O artigo que agora se comenta não poderia ser mais atual. Não apenas por resgatar um tema muito caro à ética, mas porque estamos a viver tempos de grande incerteza presente e futura. Aquilo que é do domínio da ética, aquilo que é do domínio da moral está, de certa forma, suspenso num limbo que ameaça ruir a qualquer momento. Este início de século está inevitavelmente marcado por ideologias e idiotias que pensávamos já não existirem. A sociedade moderna parece estar fragmentada e aturdida por falsas promessas hedonistas que uma economia global tem fomentado e que a tecnologia tem acentuado (as causas são conhecidas e muitos autores tem advertido para tais efeitos, por exemplo, de Guy Debord a Paul Virilio, ou de Giles Lipovestsky a Zygmunt Bauman), e assiste-se ao regresso de extremismos, quer políticos quer religiosos, que acentuam essa fragmentação e geram ainda maior alienação. Ora, aquilo que sabíamos ser, até há algumas décadas atrás, do domínio da verdade ou da mentira (embora a manipulação humana seja uma constante ao longo do processo civilizacional), aquilo que se sabíamos distinguir, com alguma clareza e bom senso, o bem do mal, o certo do errado, tornou-se um terreno pantanoso e, portanto, escorregadio. É neste sentido que a pergunta dada em título ganha a sua relevância.

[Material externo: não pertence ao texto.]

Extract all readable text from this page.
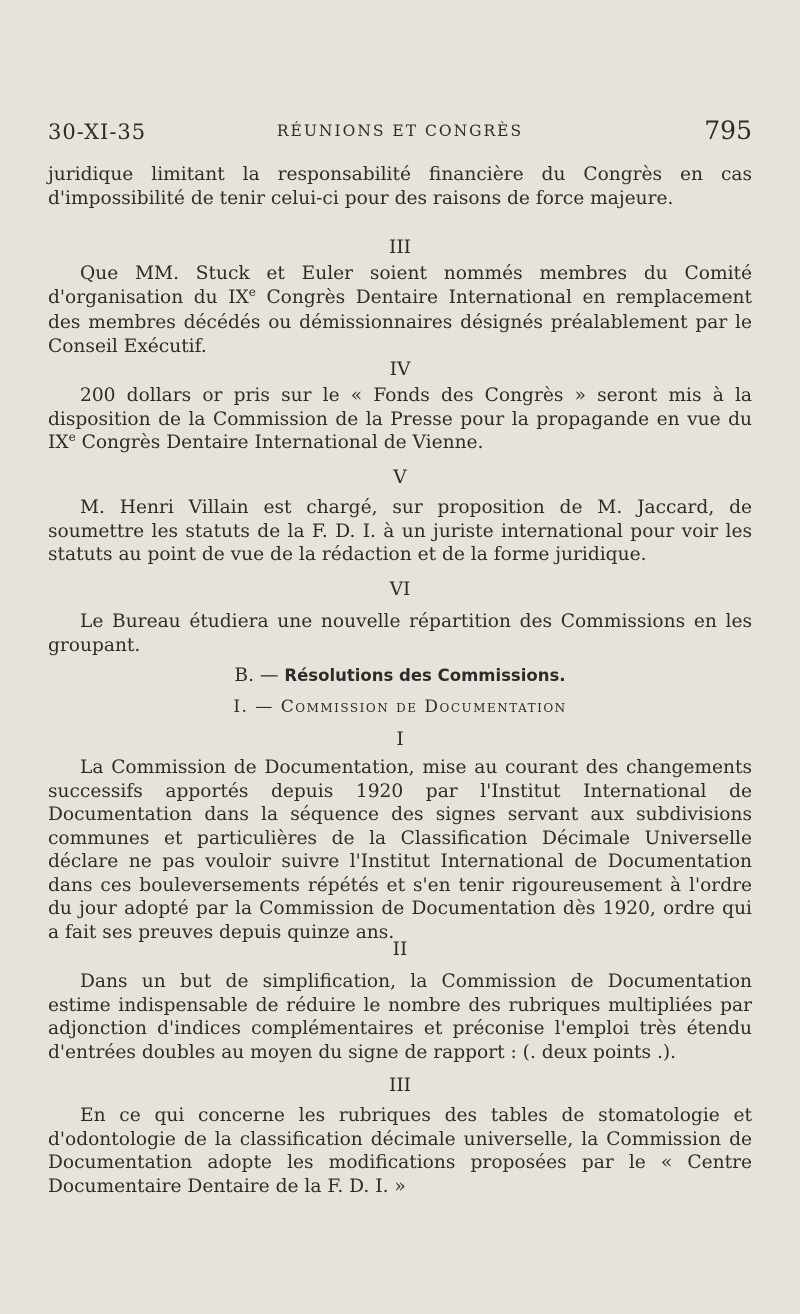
30-XI-35	RÉUNIONS ET CONGRÈS	795

juridique limitant la responsabilité financière du Congrès en cas d'impossibilité de tenir celui-ci pour des raisons de force majeure.

III

Que MM. Stuck et Euler soient nommés membres du Comité d'organisation du IXe Congrès Dentaire International en remplacement des membres décédés ou démissionnaires désignés préalablement par le Conseil Exécutif.

IV

200 dollars or pris sur le « Fonds des Congrès » seront mis à la disposition de la Commission de la Presse pour la propagande en vue du IXe Congrès Dentaire International de Vienne.

V

M. Henri Villain est chargé, sur proposition de M. Jaccard, de soumettre les statuts de la F. D. I. à un juriste international pour voir les statuts au point de vue de la rédaction et de la forme juridique.

VI

Le Bureau étudiera une nouvelle répartition des Commissions en les groupant.

B. — Résolutions des Commissions.

I. — Commission de Documentation

I

La Commission de Documentation, mise au courant des changements successifs apportés depuis 1920 par l'Institut International de Documentation dans la séquence des signes servant aux subdivisions communes et particulières de la Classification Décimale Universelle déclare ne pas vouloir suivre l'Institut International de Documentation dans ces bouleversements répétés et s'en tenir rigoureusement à l'ordre du jour adopté par la Commission de Documentation dès 1920, ordre qui a fait ses preuves depuis quinze ans.

II

Dans un but de simplification, la Commission de Documentation estime indispensable de réduire le nombre des rubriques multipliées par adjonction d'indices complémentaires et préconise l'emploi très étendu d'entrées doubles au moyen du signe de rapport : (. deux points .).

III

En ce qui concerne les rubriques des tables de stomatologie et d'odontologie de la classification décimale universelle, la Commission de Documentation adopte les modifications proposées par le « Centre Documentaire Dentaire de la F. D. I. »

Castro (2024CASTRO, Paulo Alexandre e. A interminável questão: por que (devo) agir moralmente? Análise do capítulo 12 de Ética Prática de Peter Singer. Trans/Form/Ação: Revista de Filosofia da Unesp, Marília, v. 47, n. 3, e02400197, 2024. Disponível em: https://revistas.marilia.unesp.br/index.php/transformacao/article/view/15593.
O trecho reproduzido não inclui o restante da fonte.